K: Parisians love to talk. No matter where they are - at a bar, for instance - they will talk and talk for hours. They also throw a lot of home-parties. I grew up in Tokyo so hanging out at night was not about making appointments. I enjoyed going to different places and meeting new people. In contrast, home-parties are mainly with guests that you already know. At one point I was like “I’m bored with home parties!” I got used to it now. Being talkative - and interesting - is one of the Parisians strongest attributes, so it’s more about the conversation rather than the restaurant or another location. You can be the nicest person - but it won’t count for much unless you’re also interesting. I go to all kinds of places, but I am interested in people and deep conversations rather than the features of the restaurant, so it’s good.
-What are your recommendations for a night out in Tokyo?

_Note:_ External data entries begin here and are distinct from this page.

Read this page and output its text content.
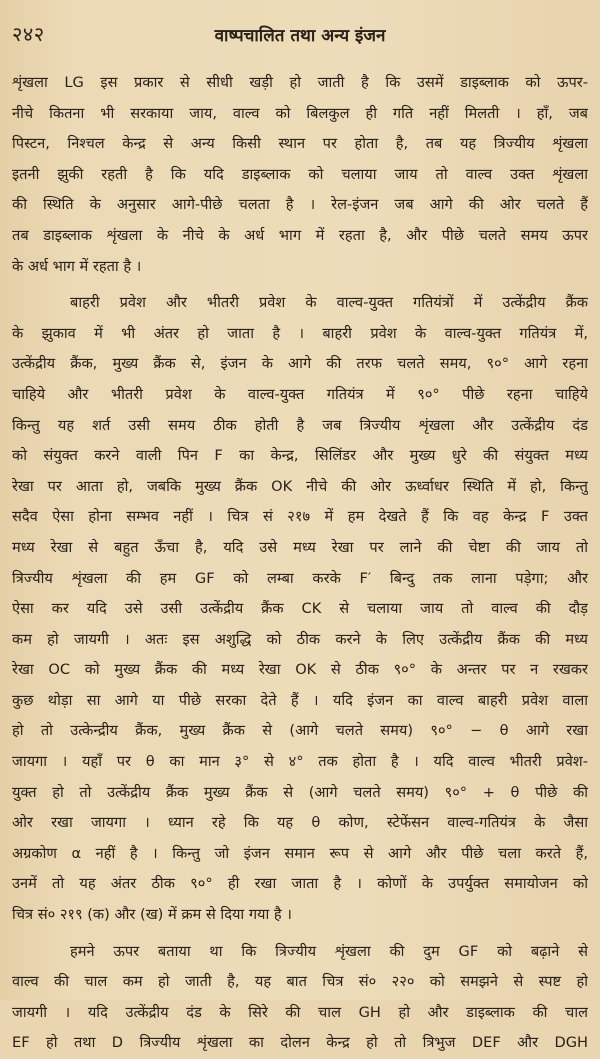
२४२	वाष्पचालित तथा अन्य इंजन
शृंखला LG इस प्रकार से सीधी खड़ी हो जाती है कि उसमें डाइब्लाक को ऊपर-
नीचे कितना भी सरकाया जाय, वाल्व को बिलकुल ही गति नहीं मिलती । हाँ, जब
पिस्टन, निश्चल केन्द्र से अन्य किसी स्थान पर होता है, तब यह त्रिज्यीय शृंखला
इतनी झुकी रहती है कि यदि डाइब्लाक को चलाया जाय तो वाल्व उक्त शृंखला
की स्थिति के अनुसार आगे-पीछे चलता है । रेल-इंजन जब आगे की ओर चलते हैं
तब डाइब्लाक शृंखला के नीचे के अर्ध भाग में रहता है, और पीछे चलते समय ऊपर
के अर्ध भाग में रहता है ।
बाहरी प्रवेश और भीतरी प्रवेश के वाल्व-युक्त गतियंत्रों में उत्केंद्रीय क्रैंक
के झुकाव में भी अंतर हो जाता है । बाहरी प्रवेश के वाल्व-युक्त गतियंत्र में,
उत्केंद्रीय क्रैंक, मुख्य क्रैंक से, इंजन के आगे की तरफ चलते समय, ९०° आगे रहना
चाहिये और भीतरी प्रवेश के वाल्व-युक्त गतियंत्र में ९०° पीछे रहना चाहिये
किन्तु यह शर्त उसी समय ठीक होती है जब त्रिज्यीय शृंखला और उत्केंद्रीय दंड
को संयुक्त करने वाली पिन F का केन्द्र, सिलिंडर और मुख्य धुरे की संयुक्त मध्य
रेखा पर आता हो, जबकि मुख्य क्रैंक OK नीचे की ओर ऊर्ध्वाधर स्थिति में हो, किन्तु
सदैव ऐसा होना सम्भव नहीं । चित्र सं २१७ में हम देखते हैं कि वह केन्द्र F उक्त
मध्य रेखा से बहुत ऊँचा है, यदि उसे मध्य रेखा पर लाने की चेष्टा की जाय तो
त्रिज्यीय शृंखला की हम GF को लम्बा करके F′ बिन्दु तक लाना पड़ेगा; और
ऐसा कर यदि उसे उसी उत्केंद्रीय क्रैंक CK से चलाया जाय तो वाल्व की दौड़
कम हो जायगी । अतः इस अशुद्धि को ठीक करने के लिए उत्केंद्रीय क्रैंक की मध्य
रेखा OC को मुख्य क्रैंक की मध्य रेखा OK से ठीक ९०° के अन्तर पर न रखकर
कुछ थोड़ा सा आगे या पीछे सरका देते हैं । यदि इंजन का वाल्व बाहरी प्रवेश वाला
हो तो उत्केन्द्रीय क्रैंक, मुख्य क्रैंक से (आगे चलते समय) ९०° − θ आगे रखा
जायगा । यहाँ पर θ का मान ३° से ४° तक होता है । यदि वाल्व भीतरी प्रवेश-
युक्त हो तो उत्केंद्रीय क्रैंक मुख्य क्रैंक से (आगे चलते समय) ९०° + θ पीछे की
ओर रखा जायगा । ध्यान रहे कि यह θ कोण, स्टेफेंसन वाल्व-गतियंत्र के जैसा
अग्रकोण α नहीं है । किन्तु जो इंजन समान रूप से आगे और पीछे चला करते हैं,
उनमें तो यह अंतर ठीक ९०° ही रखा जाता है । कोणों के उपर्युक्त समायोजन को
चित्र सं० २१९ (क) और (ख) में क्रम से दिया गया है ।
हमने ऊपर बताया था कि त्रिज्यीय शृंखला की दुम GF को बढ़ाने से
वाल्व की चाल कम हो जाती है, यह बात चित्र सं० २२० को समझने से स्पष्ट हो
जायगी । यदि उत्केंद्रीय दंड के सिरे की चाल GH हो और डाइब्लाक की चाल
EF हो तथा D त्रिज्यीय शृंखला का दोलन केन्द्र हो तो त्रिभुज DEF और DGH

K: Well, my routine course is to have some yakitori (grilled chicken on skewers) or fish in Nakameguro, hang out a bit, and then go to a club. One of my favorite yakitori joints is “Maruya,” which is, more accurately, a yakiton joint (grilled pork on skewers). I took some friends from France, and they all said the food was great. They serve strong drinks poured on shaved ice which gives quite a good buzz. Then I will go to “Contact” or “Vision” in Shibuya. Sometimes I will go to a casual diner (Royal Host) before the club to chill a bit, and I also like stopping by small clubs like Ruby Room. The Royal Host in Shibuya is nice and spacious with good coffee drinks and food. My Japanese friends are surprised that I go to diners, but my friends from abroad enjoy it, and I’m starting to like it, too (laugh). In the morning, if I’m hungry, I will go for a bowl of ramen at “Hakata Tenjin” or “Ichiran,” and if I still have the energy I will go to “Oath” or “Red Bar” - then, my night is complete.
-What do you expect from the Japanese night scene?
K: Japanese food is delicious and cheap, hanging out at night is safe; there aren’t many countries that can say the same. Service is great as well, so I think visitors can have a great time while feeling safe. However, I don't think that’s enough - for the Japanese experience to go beyond the services and become a form of cultural exchange, I think we need more communication that penetrates and influences one another. A good club is not only good because of technical aspects, like sound quality, but also because of the good vibes. In a sense, this makes it enjoyable even without communication - but I don’t want things to stop there. I hope there will be more direct communication among each other in the future. A good night out is all about the love that we give and receive and because this is important, it should be conveyed properly.